Saturday, January 22, 2011

Truth in Grozny

Alexander Sokurov's simple but moving Russian film, Aleksandra, succeeds as a result of the strength of the leading actress, Galina Vishnevskay, who, according to a New York Times' film review, happens to be Rostropovich's wife. Galina Vishnevskay, a former opera star in her own right, joined her dissident husband in opposition to Soviet political and cultural policy and was eventually exiled for her troubles.

Vishnevskay plays a wizened grandmother who visits her officer grandson in Chechnya for ambiguous reasons. Sukorov is subtle enough to allow his leading lady to explore the war zone at her own pace, making human connections to her grandson, anonymous solders, and native Chechens, some of whom hang out listlessly outside of the Grozny military barracks, waiting for something that will surely never come.

The grandmother is strong, haughty, calm, and open to existential enlightenment if not already experienced it. Despite her age, she seems to have a capacity to fully engage everyone and everything she encounters. At one point, she picks up her son's automatic weapon and aims it, betraying not even a trace of diffidence or doubt about its deadly nature. At another point, she befriends Chechen women in the marketplace. Clearly, this is a woman with few illusions about life, a woman who is somehow "beyond good and evil," neither supportive of the war effort nor clearly opposed to it. Is her fatalism a result of her age? Does she hail from a military family? The film offers few answers. As the New York Times film review reminds us, we don't know why she has come to Chechnya. As a Russian, a woman, and an elderly person, she is an outsider in almost every respect. But her status as an outsider doesn't phase her. She is fearless, and elemental.
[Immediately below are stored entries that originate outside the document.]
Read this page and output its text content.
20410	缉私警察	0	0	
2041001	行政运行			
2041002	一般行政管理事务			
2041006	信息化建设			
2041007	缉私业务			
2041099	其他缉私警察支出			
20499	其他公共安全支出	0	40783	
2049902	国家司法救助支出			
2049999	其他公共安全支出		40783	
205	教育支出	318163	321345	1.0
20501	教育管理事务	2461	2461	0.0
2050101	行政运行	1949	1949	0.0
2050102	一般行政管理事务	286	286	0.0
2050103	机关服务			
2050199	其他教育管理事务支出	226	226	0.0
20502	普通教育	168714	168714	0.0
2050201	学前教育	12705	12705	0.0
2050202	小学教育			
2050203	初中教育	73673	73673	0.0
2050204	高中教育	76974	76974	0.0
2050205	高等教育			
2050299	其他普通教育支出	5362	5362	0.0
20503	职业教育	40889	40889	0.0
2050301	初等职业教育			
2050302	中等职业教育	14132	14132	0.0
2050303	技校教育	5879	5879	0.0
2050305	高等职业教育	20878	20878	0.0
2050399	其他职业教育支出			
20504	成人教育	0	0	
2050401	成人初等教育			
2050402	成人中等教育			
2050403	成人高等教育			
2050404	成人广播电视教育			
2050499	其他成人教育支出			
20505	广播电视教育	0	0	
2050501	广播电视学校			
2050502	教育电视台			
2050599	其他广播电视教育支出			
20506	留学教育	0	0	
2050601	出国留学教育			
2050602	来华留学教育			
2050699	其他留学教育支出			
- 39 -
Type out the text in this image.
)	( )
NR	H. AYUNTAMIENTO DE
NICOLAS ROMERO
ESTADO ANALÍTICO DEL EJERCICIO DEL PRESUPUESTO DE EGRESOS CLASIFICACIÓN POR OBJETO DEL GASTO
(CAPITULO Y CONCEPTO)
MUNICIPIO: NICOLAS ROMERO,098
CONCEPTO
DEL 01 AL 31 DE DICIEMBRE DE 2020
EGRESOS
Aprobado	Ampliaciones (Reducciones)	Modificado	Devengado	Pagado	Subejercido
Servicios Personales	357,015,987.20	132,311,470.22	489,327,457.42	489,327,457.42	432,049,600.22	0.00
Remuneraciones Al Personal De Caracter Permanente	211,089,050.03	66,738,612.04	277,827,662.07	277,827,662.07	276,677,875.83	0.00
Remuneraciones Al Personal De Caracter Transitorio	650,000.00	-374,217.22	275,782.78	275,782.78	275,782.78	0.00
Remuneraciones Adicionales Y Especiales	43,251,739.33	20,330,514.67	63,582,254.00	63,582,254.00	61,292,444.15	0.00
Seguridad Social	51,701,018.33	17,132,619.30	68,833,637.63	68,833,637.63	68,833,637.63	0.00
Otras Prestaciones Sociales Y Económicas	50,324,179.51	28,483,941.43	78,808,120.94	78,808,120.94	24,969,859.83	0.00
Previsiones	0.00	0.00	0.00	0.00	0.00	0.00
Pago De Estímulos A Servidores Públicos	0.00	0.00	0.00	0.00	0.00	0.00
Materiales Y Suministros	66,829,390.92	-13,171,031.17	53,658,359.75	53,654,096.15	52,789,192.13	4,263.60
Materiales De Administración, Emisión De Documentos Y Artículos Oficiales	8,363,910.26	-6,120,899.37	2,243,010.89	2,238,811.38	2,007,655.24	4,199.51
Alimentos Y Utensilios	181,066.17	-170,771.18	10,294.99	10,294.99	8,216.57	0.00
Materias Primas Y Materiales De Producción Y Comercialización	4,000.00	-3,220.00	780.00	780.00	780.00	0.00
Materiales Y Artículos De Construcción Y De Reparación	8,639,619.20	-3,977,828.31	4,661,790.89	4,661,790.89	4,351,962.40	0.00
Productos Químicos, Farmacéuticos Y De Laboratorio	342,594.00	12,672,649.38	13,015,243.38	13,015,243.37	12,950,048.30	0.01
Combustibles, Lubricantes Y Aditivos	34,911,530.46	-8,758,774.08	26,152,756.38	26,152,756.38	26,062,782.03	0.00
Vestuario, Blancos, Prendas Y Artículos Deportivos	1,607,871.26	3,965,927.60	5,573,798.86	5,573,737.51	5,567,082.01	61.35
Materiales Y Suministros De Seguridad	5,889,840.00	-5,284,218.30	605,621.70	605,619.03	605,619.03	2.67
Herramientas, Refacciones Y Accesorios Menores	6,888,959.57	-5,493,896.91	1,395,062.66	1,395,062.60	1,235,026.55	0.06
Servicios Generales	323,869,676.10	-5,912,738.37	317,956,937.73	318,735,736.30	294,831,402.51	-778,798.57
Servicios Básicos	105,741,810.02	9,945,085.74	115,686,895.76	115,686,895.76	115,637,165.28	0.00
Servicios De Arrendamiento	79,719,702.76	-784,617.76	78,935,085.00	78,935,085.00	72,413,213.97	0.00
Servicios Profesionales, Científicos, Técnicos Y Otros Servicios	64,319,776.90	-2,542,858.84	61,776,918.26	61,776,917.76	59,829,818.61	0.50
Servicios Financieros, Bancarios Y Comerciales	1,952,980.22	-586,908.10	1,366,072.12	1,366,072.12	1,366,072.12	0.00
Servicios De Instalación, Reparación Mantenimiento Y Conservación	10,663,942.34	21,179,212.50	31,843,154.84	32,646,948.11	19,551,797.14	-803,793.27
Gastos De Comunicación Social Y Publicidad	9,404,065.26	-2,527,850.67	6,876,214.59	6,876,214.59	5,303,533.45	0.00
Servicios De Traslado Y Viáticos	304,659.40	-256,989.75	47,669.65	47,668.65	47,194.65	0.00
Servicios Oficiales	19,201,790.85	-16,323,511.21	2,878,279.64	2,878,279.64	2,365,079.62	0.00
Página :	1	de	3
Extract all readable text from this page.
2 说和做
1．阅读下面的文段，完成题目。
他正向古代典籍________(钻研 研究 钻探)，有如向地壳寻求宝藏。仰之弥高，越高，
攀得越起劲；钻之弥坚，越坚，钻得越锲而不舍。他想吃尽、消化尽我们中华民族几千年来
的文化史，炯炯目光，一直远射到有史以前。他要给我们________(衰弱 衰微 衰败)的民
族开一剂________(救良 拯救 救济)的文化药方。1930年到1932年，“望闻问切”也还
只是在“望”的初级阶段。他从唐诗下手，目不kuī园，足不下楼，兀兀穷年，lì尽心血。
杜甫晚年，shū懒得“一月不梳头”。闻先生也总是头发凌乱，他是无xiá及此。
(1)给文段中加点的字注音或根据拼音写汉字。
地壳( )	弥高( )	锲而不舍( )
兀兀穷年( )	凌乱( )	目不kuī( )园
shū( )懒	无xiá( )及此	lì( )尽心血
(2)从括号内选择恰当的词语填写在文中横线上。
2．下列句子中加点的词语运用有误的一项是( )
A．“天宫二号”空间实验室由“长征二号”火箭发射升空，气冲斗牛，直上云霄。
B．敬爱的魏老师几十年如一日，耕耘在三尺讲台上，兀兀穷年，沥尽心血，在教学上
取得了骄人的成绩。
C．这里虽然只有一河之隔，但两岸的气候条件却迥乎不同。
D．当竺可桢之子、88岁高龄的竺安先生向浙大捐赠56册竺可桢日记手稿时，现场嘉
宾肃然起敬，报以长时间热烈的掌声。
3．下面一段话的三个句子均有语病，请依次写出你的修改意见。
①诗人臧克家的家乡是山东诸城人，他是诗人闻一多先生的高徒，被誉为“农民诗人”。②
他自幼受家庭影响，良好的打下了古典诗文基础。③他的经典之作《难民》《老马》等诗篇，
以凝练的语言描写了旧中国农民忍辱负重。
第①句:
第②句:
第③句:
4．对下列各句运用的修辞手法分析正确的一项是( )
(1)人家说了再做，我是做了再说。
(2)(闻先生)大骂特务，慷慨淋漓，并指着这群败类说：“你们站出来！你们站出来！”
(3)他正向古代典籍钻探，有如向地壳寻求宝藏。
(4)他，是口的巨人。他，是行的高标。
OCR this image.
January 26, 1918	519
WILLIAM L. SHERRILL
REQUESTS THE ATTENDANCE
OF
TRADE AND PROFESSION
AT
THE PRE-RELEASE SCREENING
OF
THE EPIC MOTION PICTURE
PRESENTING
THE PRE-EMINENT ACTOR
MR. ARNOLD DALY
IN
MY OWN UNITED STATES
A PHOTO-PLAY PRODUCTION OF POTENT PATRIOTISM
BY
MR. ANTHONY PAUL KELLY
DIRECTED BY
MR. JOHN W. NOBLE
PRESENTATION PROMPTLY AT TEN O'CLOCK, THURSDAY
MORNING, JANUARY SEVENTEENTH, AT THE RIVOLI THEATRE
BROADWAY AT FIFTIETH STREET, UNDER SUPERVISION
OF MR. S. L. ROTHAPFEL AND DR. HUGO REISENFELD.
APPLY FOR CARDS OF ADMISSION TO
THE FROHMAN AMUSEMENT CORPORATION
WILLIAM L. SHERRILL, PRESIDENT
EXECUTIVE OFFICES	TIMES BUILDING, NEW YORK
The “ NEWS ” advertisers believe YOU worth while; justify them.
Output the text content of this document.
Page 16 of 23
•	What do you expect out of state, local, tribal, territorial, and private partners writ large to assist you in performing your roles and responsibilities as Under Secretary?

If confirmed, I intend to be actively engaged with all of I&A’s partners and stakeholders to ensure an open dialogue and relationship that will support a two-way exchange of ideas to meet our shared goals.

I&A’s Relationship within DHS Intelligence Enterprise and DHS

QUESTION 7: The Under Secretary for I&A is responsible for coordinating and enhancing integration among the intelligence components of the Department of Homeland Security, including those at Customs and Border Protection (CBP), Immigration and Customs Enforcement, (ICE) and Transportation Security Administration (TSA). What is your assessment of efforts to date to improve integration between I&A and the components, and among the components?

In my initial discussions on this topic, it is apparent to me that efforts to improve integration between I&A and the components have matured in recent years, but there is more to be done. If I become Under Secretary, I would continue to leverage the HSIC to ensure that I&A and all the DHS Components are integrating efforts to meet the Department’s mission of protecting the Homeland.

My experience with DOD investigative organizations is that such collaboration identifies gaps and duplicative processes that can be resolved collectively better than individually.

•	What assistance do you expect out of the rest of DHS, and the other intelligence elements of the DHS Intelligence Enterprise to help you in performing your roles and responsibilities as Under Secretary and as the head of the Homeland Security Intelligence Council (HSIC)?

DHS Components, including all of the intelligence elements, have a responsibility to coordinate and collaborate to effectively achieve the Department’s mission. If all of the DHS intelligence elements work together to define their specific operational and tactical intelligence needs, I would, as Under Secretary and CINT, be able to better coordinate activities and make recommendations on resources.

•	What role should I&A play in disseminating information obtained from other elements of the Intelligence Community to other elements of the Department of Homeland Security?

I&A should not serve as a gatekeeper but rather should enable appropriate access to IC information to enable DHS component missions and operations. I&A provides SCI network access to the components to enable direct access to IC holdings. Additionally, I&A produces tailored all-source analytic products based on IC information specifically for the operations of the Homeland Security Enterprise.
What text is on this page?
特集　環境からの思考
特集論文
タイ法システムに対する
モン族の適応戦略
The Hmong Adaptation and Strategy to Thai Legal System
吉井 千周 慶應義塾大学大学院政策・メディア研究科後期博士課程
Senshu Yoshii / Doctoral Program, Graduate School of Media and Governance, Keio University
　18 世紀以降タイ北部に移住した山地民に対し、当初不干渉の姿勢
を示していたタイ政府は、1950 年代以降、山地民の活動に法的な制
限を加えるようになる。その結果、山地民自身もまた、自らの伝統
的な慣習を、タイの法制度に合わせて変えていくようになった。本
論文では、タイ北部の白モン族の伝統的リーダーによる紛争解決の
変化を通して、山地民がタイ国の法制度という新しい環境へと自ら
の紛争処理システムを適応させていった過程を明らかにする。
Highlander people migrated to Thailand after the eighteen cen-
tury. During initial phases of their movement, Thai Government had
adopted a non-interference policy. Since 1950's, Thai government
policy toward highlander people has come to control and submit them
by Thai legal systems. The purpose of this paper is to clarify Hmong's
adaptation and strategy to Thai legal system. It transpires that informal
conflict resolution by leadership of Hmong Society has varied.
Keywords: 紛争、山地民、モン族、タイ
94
This quality is demonstrated by her willingness to wait in trains or sit in dirt despite the efforts of the young soldiers to accomodate her.

In the end, Sokurov, director of the Russian Ark and many other films, has made a subtle film about a quintessentially Russian woman who fearlessly seeks the truth. While Sokurov doesn't attempt to explain the nature of that truth for his Russian viewers, he seems to be making the important point that this Russian truth can best be located in Grozny, Chechnya. And who can argue with that?